Digital file goes in, DNA comes out. Requires a codebook (Input/codebook.pickle).

  • Input/tars/ folder contains the four tar archives containing the test data. The archives can be extracted to obtain the original files, but it was the tar archive that was used as input in every case.
  • Intermediate data/encoded bytes.txt is the byte stream of the digital data just before encoding, dumped here for testing/debug.
  • Output/Encoded DNA/ contains the files resulting from encoding the tars.
    • encoded DNA is a single DNA sequence. This is the file of interest.
    • encoded blocks is the same sequence formatted as a list of blocks, for testing/debug.

dna_read.py

Converts DNA (must not have errors in it) into digital file. Requires the "reverse codebook" (reverse codebook.pickle) corresponding to the codebook used for encoding. The reverse codebook is simply the ordinary codebook (which itself is a map from DNA blocks to integers) with the keys and values reversed, to simplify program logic.
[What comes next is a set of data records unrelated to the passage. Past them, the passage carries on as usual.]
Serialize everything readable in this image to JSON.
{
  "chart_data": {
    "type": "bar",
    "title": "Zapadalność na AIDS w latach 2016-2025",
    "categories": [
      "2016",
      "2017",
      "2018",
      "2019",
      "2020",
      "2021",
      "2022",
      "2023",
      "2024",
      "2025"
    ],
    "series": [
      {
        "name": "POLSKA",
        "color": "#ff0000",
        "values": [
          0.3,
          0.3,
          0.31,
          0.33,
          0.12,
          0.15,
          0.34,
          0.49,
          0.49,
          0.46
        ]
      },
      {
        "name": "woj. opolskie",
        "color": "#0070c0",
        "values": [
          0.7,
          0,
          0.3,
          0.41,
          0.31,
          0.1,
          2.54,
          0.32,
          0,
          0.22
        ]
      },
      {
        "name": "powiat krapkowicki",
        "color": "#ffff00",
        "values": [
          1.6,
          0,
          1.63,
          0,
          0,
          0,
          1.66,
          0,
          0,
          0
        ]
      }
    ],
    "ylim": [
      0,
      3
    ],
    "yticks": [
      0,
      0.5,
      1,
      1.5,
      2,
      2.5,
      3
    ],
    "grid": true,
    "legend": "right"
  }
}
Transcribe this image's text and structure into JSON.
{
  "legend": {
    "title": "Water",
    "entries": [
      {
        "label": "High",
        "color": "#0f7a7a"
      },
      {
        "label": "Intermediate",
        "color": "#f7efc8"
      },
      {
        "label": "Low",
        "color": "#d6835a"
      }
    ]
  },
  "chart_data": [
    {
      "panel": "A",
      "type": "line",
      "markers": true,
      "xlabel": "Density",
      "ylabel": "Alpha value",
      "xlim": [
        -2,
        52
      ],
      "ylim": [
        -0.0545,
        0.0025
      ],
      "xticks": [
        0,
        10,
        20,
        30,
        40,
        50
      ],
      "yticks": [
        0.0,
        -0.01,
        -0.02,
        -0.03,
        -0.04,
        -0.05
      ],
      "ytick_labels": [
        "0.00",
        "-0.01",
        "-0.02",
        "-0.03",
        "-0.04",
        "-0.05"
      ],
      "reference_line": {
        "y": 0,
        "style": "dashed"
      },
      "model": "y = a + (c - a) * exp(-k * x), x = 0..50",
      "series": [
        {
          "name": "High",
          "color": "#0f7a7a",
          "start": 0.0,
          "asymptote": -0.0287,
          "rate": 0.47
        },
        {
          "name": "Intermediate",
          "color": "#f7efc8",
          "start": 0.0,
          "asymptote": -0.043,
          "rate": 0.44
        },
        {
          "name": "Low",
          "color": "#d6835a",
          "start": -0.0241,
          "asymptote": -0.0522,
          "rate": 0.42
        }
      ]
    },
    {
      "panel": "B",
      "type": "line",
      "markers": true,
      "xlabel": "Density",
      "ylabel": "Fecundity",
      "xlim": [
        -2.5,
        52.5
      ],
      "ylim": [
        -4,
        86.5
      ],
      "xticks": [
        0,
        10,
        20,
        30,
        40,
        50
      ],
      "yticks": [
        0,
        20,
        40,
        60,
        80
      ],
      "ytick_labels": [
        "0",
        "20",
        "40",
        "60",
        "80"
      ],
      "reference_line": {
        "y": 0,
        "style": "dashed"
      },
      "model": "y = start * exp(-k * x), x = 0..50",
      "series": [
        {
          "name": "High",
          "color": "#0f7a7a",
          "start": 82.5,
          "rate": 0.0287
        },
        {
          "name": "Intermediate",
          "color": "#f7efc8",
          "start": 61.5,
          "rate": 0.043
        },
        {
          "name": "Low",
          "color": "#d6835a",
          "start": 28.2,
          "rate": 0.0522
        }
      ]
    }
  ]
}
  • Input/Encoded DNA/ folder contains the DNA sequences representing encoded test data. This is a copy of the output from dna_write.py.
  • Intermediate data/decoded bytes.txt is the byte stream of the digital data just after decoding, dumped here for testing/debug.
  • Output/tars/ contains the files recovered from the decoding, saved with the .tar extension (note that our scheme specifies that all data will be wrapped in a tar archive when being encoded). This can be extracted to observe the recovered original data.

split_into_packets.py

Breaks down a single, long DNA sequence into short overlapping fragments, in preparation for oligo array synthesis.

  • Input/Encoded DNA/ should contain the encoded DNA files (from dna_write.py) that will be packaged.
  • The resulting packets will be saved as a collection of FASTA-formatted sequences in a single text file under Output/Packets. The pieces are numbered to help with debugging, but their names are not important.